Series with Taylor

Question

I'm trying to understand the solution of the following exercise: "Discuss the behavior of the series $$\sum _{n=1}^{\infty} (n-\sin n)(\dfrac{1}{n}-\sin \dfrac{1}{n})$$ Now, the solution on the textbook says that "because of Taylor's formula, we have that $$\sin x =x-\dfrac {x^3}{6}\cos {\xi} \qquad \text{with } 0<\xi<x$$ so $$\sin x \ge x-\dfrac{x^3}{6} \qquad \forall x \in [0,1]$$ And we can conclude that $$0 \le (n-\sin n)(\dfrac{1}{n}-\sin \dfrac{1}{n}) \le \dfrac{n+1}{6n^3} \le \dfrac{2n}{6n^3}=\dfrac{1}{3n^2}$$ So the series converges". I didn't understand second and third passages. I mean, why is only for $x \in [0,1]$?

Answer 1

I assume you understand why \begin{align} \sin x = x-\frac{x^3}{6}\cos\xi(x), \ \ 0<\xi(x)<x \end{align} where $x\in [0, \infty)$. In particular, we see that \begin{align} \sin x = x-\frac{x^3}{6}\cos \xi \ge x- \frac{x^3}{6} \end{align} since $\cos \xi \leq 1$. Again, this inequality holds for all $x \in [0, \infty)$ not just $x \in [0, 1]$. However, the solution only cares about it when $x<1$ because the author wants to apply this for $x=\frac{1}{n}$.

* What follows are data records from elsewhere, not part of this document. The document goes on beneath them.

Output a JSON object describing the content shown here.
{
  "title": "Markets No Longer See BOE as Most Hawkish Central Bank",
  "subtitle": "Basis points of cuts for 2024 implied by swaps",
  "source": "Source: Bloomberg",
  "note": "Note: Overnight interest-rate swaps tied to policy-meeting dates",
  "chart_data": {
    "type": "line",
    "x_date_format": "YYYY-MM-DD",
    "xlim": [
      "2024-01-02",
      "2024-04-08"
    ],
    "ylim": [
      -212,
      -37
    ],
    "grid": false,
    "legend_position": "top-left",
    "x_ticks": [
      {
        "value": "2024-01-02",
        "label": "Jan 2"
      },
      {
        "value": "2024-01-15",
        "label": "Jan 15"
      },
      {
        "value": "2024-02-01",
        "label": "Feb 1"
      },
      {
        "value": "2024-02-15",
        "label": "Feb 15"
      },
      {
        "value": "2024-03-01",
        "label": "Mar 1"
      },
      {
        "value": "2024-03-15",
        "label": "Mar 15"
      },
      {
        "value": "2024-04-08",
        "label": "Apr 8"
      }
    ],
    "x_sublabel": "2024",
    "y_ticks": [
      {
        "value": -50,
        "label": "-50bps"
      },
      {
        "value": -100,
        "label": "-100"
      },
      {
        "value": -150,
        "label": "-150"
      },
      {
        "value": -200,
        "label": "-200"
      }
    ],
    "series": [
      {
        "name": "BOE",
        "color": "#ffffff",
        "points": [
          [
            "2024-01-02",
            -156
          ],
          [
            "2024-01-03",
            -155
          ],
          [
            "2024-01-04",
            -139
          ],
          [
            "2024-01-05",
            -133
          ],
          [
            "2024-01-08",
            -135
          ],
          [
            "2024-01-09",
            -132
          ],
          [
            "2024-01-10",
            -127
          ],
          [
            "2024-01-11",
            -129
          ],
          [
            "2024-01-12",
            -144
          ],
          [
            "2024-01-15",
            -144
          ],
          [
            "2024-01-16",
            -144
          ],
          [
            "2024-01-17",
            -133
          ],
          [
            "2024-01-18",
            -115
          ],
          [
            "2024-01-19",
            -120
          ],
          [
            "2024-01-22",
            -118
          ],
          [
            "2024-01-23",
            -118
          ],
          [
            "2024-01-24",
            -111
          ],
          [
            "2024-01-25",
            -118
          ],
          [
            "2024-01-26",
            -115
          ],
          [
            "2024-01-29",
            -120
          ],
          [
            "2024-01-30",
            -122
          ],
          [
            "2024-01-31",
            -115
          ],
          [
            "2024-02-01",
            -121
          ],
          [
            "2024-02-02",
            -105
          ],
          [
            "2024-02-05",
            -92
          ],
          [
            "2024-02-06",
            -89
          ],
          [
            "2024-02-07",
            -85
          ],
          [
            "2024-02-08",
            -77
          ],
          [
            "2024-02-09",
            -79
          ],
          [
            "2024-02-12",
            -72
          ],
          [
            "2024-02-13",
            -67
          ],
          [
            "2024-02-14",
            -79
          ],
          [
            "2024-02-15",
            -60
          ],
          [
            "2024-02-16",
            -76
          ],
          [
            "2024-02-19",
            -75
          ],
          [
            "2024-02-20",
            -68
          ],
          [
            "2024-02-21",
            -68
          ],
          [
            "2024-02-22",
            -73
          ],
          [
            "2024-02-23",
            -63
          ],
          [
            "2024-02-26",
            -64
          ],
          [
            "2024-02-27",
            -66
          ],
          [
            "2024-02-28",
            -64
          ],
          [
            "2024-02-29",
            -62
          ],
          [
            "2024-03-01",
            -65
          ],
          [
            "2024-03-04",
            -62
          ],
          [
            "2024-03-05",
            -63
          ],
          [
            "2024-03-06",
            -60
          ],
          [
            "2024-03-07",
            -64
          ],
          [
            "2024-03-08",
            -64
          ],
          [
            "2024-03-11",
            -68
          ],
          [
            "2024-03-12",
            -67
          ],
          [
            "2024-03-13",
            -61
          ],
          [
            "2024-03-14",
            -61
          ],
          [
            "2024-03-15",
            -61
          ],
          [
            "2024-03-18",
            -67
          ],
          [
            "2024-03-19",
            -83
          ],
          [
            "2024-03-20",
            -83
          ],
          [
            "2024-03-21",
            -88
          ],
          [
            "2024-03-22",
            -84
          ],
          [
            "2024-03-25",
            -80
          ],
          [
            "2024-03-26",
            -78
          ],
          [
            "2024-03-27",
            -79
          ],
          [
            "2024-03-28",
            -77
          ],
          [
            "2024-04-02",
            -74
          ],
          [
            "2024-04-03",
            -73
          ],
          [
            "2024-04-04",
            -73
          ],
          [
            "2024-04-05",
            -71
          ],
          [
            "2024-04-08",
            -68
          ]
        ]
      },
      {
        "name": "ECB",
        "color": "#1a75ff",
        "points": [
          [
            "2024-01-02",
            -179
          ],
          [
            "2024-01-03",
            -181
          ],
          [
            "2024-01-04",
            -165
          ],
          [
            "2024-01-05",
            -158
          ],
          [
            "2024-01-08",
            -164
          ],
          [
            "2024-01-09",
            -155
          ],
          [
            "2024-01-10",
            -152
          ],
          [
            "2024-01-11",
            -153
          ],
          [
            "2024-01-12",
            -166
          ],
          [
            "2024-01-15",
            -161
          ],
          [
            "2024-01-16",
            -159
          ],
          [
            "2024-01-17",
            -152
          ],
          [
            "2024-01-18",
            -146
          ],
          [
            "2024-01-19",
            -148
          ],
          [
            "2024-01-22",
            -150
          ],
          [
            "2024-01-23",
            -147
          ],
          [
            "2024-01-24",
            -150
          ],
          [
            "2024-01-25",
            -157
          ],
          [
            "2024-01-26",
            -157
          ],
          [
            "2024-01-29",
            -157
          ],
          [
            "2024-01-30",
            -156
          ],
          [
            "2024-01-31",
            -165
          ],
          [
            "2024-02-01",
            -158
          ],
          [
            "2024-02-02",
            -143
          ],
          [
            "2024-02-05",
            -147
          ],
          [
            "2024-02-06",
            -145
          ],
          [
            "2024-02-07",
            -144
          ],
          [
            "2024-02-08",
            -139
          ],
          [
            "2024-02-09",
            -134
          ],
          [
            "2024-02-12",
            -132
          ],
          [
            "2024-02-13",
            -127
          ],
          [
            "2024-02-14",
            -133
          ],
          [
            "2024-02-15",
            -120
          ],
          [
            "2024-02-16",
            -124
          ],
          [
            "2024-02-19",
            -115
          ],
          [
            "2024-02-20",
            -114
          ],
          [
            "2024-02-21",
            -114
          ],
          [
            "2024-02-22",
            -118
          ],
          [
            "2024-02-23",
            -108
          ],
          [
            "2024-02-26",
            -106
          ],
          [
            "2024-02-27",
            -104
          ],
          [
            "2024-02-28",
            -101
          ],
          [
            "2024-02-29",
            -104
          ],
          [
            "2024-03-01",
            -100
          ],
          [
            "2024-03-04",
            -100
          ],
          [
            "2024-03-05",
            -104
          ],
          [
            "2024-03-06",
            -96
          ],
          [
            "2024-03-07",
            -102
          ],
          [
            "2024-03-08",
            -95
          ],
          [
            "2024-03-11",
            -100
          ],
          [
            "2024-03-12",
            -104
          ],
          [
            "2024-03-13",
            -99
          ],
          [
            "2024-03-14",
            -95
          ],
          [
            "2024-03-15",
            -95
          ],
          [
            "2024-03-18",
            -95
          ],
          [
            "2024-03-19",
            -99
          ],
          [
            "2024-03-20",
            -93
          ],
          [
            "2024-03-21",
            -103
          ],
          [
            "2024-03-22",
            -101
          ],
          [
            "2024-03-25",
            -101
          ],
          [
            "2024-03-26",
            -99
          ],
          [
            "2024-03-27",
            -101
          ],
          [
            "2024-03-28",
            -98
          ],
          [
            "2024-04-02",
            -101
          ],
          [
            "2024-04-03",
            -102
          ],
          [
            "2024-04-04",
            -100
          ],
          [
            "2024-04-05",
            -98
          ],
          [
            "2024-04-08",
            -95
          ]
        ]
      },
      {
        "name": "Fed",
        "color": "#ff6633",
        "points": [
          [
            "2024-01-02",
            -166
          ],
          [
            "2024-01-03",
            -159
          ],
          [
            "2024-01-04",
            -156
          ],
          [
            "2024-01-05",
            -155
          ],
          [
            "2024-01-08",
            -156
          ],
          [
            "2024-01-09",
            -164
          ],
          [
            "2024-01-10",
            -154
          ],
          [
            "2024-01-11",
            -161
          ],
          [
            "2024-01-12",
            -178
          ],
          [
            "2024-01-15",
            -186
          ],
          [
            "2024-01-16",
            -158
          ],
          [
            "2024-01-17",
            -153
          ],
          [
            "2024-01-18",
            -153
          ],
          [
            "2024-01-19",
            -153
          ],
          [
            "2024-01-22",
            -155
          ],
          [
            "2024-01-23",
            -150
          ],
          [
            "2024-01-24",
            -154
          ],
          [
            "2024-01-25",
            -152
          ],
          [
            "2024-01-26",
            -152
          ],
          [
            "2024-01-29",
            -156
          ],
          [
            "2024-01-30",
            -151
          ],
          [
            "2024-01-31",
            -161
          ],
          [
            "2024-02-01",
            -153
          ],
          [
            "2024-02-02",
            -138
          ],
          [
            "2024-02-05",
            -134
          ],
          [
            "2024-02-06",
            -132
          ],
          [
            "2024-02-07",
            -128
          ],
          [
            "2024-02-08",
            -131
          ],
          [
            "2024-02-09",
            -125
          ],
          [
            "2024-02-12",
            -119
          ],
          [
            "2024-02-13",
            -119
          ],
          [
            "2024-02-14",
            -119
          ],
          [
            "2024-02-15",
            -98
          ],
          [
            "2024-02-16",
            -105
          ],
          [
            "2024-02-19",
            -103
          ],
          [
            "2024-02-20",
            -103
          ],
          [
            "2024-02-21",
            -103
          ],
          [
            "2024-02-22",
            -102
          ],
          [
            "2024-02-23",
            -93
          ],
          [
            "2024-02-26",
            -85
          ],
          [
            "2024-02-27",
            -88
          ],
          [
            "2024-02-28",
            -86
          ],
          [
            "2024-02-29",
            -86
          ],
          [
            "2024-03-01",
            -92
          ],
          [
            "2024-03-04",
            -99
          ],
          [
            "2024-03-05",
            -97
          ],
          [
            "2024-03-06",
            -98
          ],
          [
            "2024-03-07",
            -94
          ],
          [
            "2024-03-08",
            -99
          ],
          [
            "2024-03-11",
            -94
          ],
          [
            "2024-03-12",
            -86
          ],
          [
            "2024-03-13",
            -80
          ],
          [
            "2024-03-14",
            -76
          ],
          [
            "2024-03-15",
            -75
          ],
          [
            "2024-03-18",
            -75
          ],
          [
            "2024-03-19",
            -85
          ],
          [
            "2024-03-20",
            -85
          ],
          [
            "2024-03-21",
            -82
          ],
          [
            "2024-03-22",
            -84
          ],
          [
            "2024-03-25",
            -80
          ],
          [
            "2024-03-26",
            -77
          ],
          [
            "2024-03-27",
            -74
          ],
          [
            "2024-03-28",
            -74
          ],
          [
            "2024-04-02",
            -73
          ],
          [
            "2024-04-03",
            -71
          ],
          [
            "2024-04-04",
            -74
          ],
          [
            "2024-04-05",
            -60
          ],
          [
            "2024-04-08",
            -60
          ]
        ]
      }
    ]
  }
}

Using the above inequality for $x=n^{-1}$, we have that \begin{align} \left(\frac{1}{n}-\sin\frac{1}{n} \right) \leq \frac{1}{6n^3} \end{align} for all $n$. However, to deal with $n-\sin n$, the author doesn't use this inequality because it will given an overestimation (way over). Hence the author just use \begin{align} n-\sin n \leq n+|\sin n| \leq n+1 \end{align} which holds for all $n$. Thus, combining everything, you have the desired estimate \begin{align} (n-\sin n)\left(\frac{1}{n}-\sin\frac{1}{n} \right) \leq \frac{n+1}{6n^3} \leq \frac{1}{3n^2}. \end{align}

Answer 2

We have that

$$\frac{1}{n}-\sin\left(\frac{1}{n}\right)=\frac{1}{n}-\frac{1}{n}+\frac{1}{3!n^3}-\frac{1}{5!n^5}+\cdots$$

$$=\frac{1}{3!n^3}-\frac{1}{5!n^5}+\cdots=\frac{1}{n^3}\left(\frac{1}{3!}-\frac{1}{5n^2}+\cdots\right)$$

Then

$$(n-\sin(n))\left(\frac{1}{n}-\sin\left(\frac{1}{n}\right)\right)=(n-\sin(n))\frac{1}{n^3}\left(\frac{1}{3!}-\frac{1}{5!n^2}+\cdots\right)$$

$$=\frac{1}{n^2}\left(\frac{1}{3!}-\frac{1}{5!n^2}+\cdots\right)-\frac{\sin(n)}{n^3}\left(\frac{1}{3!}-\frac{1}{5!n^2}+\cdots\right)$$

Taking the sum, we see

$$\sum_{n=1}^\infty (n-\sin(n))\left(\frac{1}{n}-\sin\left(\frac{1}{n}\right)\right)\leq \left|\sum_{n=1}^\infty (n-\sin(n))\left(\frac{1}{n}-\sin\left(\frac{1}{n}\right)\right) \right|$$

$$\leq \sum_{n=1}^\infty \left|(n-\sin(n))\left(\frac{1}{n}-\sin\left(\frac{1}{n}\right)\right)\right|$$

$$=\sum_{n=1}^\infty \left|\frac{1}{n^2}\left(\frac{1}{3!}-\frac{1}{5!n^2}+\cdots\right)-\frac{\sin(n)}{n^3}\left(\frac{1}{3!}-\frac{1}{5!n^2}+\cdots\right)\right|$$

$$\leq \sum_{n=1}^\infty \left|\frac{1}{n^2}\left(\frac{1}{3!}+\frac{1}{5!}+\cdots\right)\right|+\left|\frac{1}{n^3}\left(\frac{1}{3!}+\frac{1}{5!}+\cdots\right)\right|$$

$$=\sum_{n=1}^\infty\sum_{m=1}^\infty \frac{1}{(2m+1)!}\left(\frac{1}{n^2}+\frac{1}{n^3})\right)<\sum_{n=1}^\infty\sum_{m=1}^\infty \frac{2}{n^2(2m+1)!}$$

$$=\frac{1}{3} \pi ^2 (\sinh (1)-1)=0.576389$$

Thus, the sum is bounded and converges absolutely.